As she read she seemed to see him looking at her, she felt his heart aching. Now he was holding her tight in his arms, raining kisses on her face and making her blood race like maddest joy through her veins. Again, he was standing afar off, teaching her the lesson that the love that can refrain and renounce is the truest love. It was a revelation of this strange man even to her who had studied him long and penetratingly. So absorbed was she in reading and re-reading that when she glanced up the car was at One hundred and fourteenth street—miles past her house. She walked down to and through the Park in an abandon of happiness over these love letters so strangely sent, thus accidentally received. “I must never let him see that I know,” she thought—“yet how can I help showing it?”

She met him the very next day—almost ran into him as she left the elevator at the news-department floor where he was waiting to take it on its descent. For the first time she betrayed herself, looking at him with a burning blush and with eyes shining with the emotion she could not instantly conceal. She passed on swiftly, conscious that he was gazing after her startled. “I acted like a child,” she said to herself, “and here I am, trembling all over as if I were seventeen.” And then she wrought herself up with thinking what he might think of her. “Where is my courage?” she reassured herself, “What a poor love his would be if he misunderstood me.” Nevertheless she was afraid that she had shown too much. “I suppose it’s impossible to be courageous and restrained when one loves.”

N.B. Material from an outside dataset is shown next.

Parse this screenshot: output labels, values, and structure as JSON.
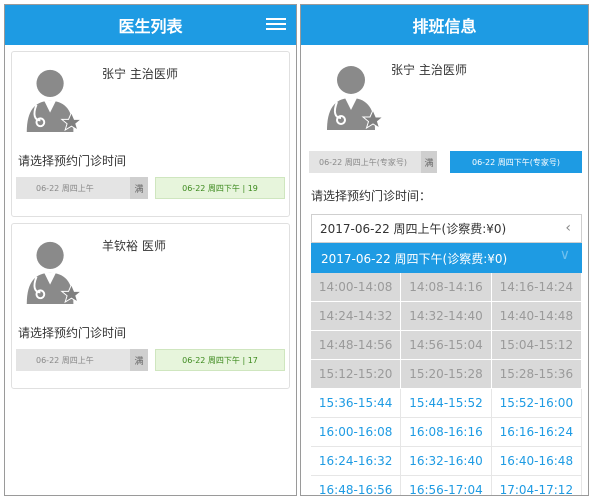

But when she saw him again—two days later, in the vestibule of the Democrat Building—it was her turn to be self-possessed and his to betray himself. He was swinging along with his head down and gloom in his face. He must have recognised her by her feet—distinctive in their slenderness and in the sort of boots that covered them. For he suddenly gave her a flash-like glance which said to her as plainly as words: “I am in the depths. If I only dared to reach out my hand to you, dear!” Then he recovered himself, reddened slightly, bowed almost guiltily and passed on without speaking.